La titulaire de la marque de l’Union européenne étant la partie perdante, elle doit supporter la taxe d’annulation ainsi que les frais exposés par la demanderesse aux fins de la présente procédure.
Conformément à l’article 109, paragraphe 7, du RMUE et à l’article 18, paragraphe 1, point c) ii), du REMUE, les frais à payer à la demanderesse sont la taxe d’annulation et les frais de représentation, qui sont fixés sur la base du taux maximal qui y est fixé.

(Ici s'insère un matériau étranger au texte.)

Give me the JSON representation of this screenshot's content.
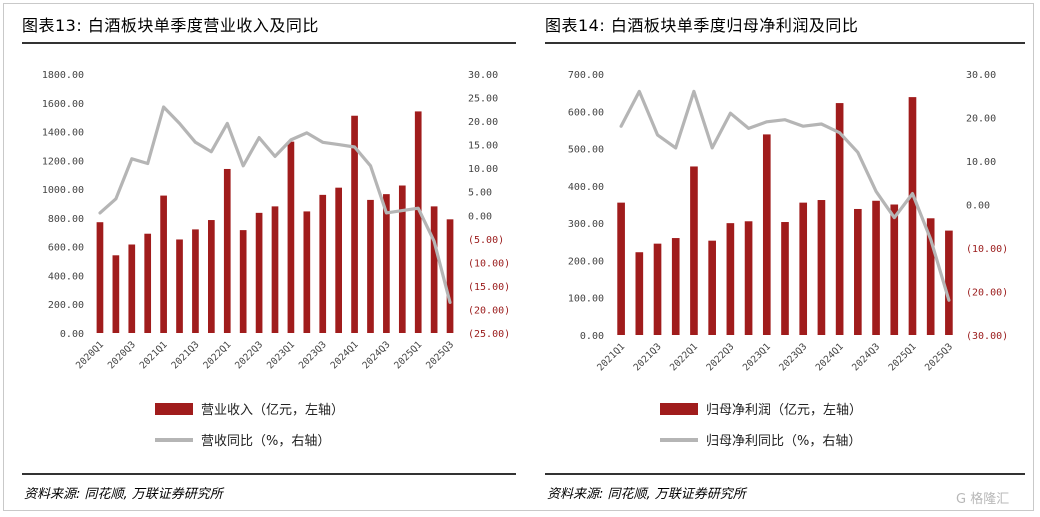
{
  "charts": {
    "left": {
      "title": "图表13:  白酒板块单季度营业收入及同比",
      "source": "资料来源: 同花顺, 万联证券研究所"
    },
    "right": {
      "title": "图表14:  白酒板块单季度归母净利润及同比",
      "source": "资料来源: 同花顺, 万联证券研究所"
    }
  },
  "watermark": "G 格隆汇",
  "chart_data": [
    {
      "type": "bar",
      "categories": [
        "2020Q1",
        "2020Q2",
        "2020Q3",
        "2020Q4",
        "2021Q1",
        "2021Q2",
        "2021Q3",
        "2021Q4",
        "2022Q1",
        "2022Q2",
        "2022Q3",
        "2022Q4",
        "2023Q1",
        "2023Q2",
        "2023Q3",
        "2023Q4",
        "2024Q1",
        "2024Q2",
        "2024Q3",
        "2024Q4",
        "2025Q1",
        "2025Q2",
        "2025Q3"
      ],
      "category_labels": [
        "2020Q1",
        "",
        "2020Q3",
        "",
        "2021Q1",
        "",
        "2021Q3",
        "",
        "2022Q1",
        "",
        "2022Q3",
        "",
        "2023Q1",
        "",
        "2023Q3",
        "",
        "2024Q1",
        "",
        "2024Q3",
        "",
        "2025Q1",
        "",
        "2025Q3"
      ],
      "series": [
        {
          "name": "营业收入（亿元，左轴）",
          "kind": "bar",
          "axis": "left",
          "color": "#a01c1c",
          "values": [
            770,
            540,
            615,
            690,
            955,
            650,
            720,
            785,
            1140,
            715,
            835,
            880,
            1330,
            845,
            960,
            1010,
            1510,
            925,
            965,
            1025,
            1540,
            880,
            790
          ]
        },
        {
          "name": "营收同比（%，右轴）",
          "kind": "line",
          "axis": "right",
          "color": "#b5b5b5",
          "values": [
            0.5,
            3.5,
            12.0,
            11.0,
            23.0,
            19.5,
            15.5,
            13.5,
            19.5,
            10.5,
            16.5,
            12.5,
            16.0,
            17.5,
            15.5,
            15.0,
            14.5,
            10.5,
            0.5,
            1.0,
            1.5,
            -5.5,
            -18.5
          ]
        }
      ],
      "y_left": {
        "min": 0,
        "max": 1800,
        "step": 200,
        "tick_labels": [
          "0.00",
          "200.00",
          "400.00",
          "600.00",
          "800.00",
          "1000.00",
          "1200.00",
          "1400.00",
          "1600.00",
          "1800.00"
        ]
      },
      "y_right": {
        "min": -25,
        "max": 30,
        "step": 5,
        "tick_labels": [
          "(25.00)",
          "(20.00)",
          "(15.00)",
          "(10.00)",
          "(5.00)",
          "0.00",
          "5.00",
          "10.00",
          "15.00",
          "20.00",
          "25.00",
          "30.00"
        ]
      },
      "legend": [
        "营业收入（亿元，左轴）",
        "营收同比（%，右轴）"
      ],
      "grid": false,
      "legend_position": "bottom"
    },
    {
      "type": "bar",
      "categories": [
        "2021Q1",
        "2021Q2",
        "2021Q3",
        "2021Q4",
        "2022Q1",
        "2022Q2",
        "2022Q3",
        "2022Q4",
        "2023Q1",
        "2023Q2",
        "2023Q3",
        "2023Q4",
        "2024Q1",
        "2024Q2",
        "2024Q3",
        "2024Q4",
        "2025Q1",
        "2025Q2",
        "2025Q3"
      ],
      "category_labels": [
        "2021Q1",
        "",
        "2021Q3",
        "",
        "2022Q1",
        "",
        "2022Q3",
        "",
        "2023Q1",
        "",
        "2023Q3",
        "",
        "2024Q1",
        "",
        "2024Q3",
        "",
        "2025Q1",
        "",
        "2025Q3"
      ],
      "series": [
        {
          "name": "归母净利润（亿元，左轴）",
          "kind": "bar",
          "axis": "left",
          "color": "#a01c1c",
          "values": [
            355,
            222,
            245,
            260,
            452,
            253,
            300,
            305,
            538,
            303,
            355,
            362,
            622,
            338,
            360,
            350,
            638,
            313,
            280
          ]
        },
        {
          "name": "归母净利同比（%，右轴）",
          "kind": "line",
          "axis": "right",
          "color": "#b5b5b5",
          "values": [
            18,
            26,
            16,
            13,
            26,
            13,
            21,
            17.5,
            19,
            19.5,
            18,
            18.5,
            16.5,
            12,
            3,
            -3,
            2.5,
            -8,
            -22
          ]
        }
      ],
      "y_left": {
        "min": 0,
        "max": 700,
        "step": 100,
        "tick_labels": [
          "0.00",
          "100.00",
          "200.00",
          "300.00",
          "400.00",
          "500.00",
          "600.00",
          "700.00"
        ]
      },
      "y_right": {
        "min": -30,
        "max": 30,
        "step": 10,
        "tick_labels": [
          "(30.00)",
          "(20.00)",
          "(10.00)",
          "0.00",
          "10.00",
          "20.00",
          "30.00"
        ]
      },
      "legend": [
        "归母净利润（亿元，左轴）",
        "归母净利同比（%，右轴）"
      ],
      "grid": false,
      "legend_position": "bottom"
    }
  ]
}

De la division d’annulation
Richard Bianchi Nicole CLARKE Ioana Moisescu
Conformément à l’article 67 du RMUE, toute partie peut recourir contre cette décision pour autant que cette dernière n’ait pas fait droit à ses prétentions. Conformément à l’article 68 du RMUE, le recours doit être formé par écrit auprès de l’Office dans un délai de deux mois à compter du jour de la notification de la présente décision. L’acte de recours est déposé dans la langue de procédure de la décision attaquée. En outre, un mémoire exposant les motifs du recours doit être déposé par écrit dans un délai de quatre mois à compter de cette date. Le recours n’est considéré comme formé qu’après paiement de la taxe de recours d’un montant de 720 EUR.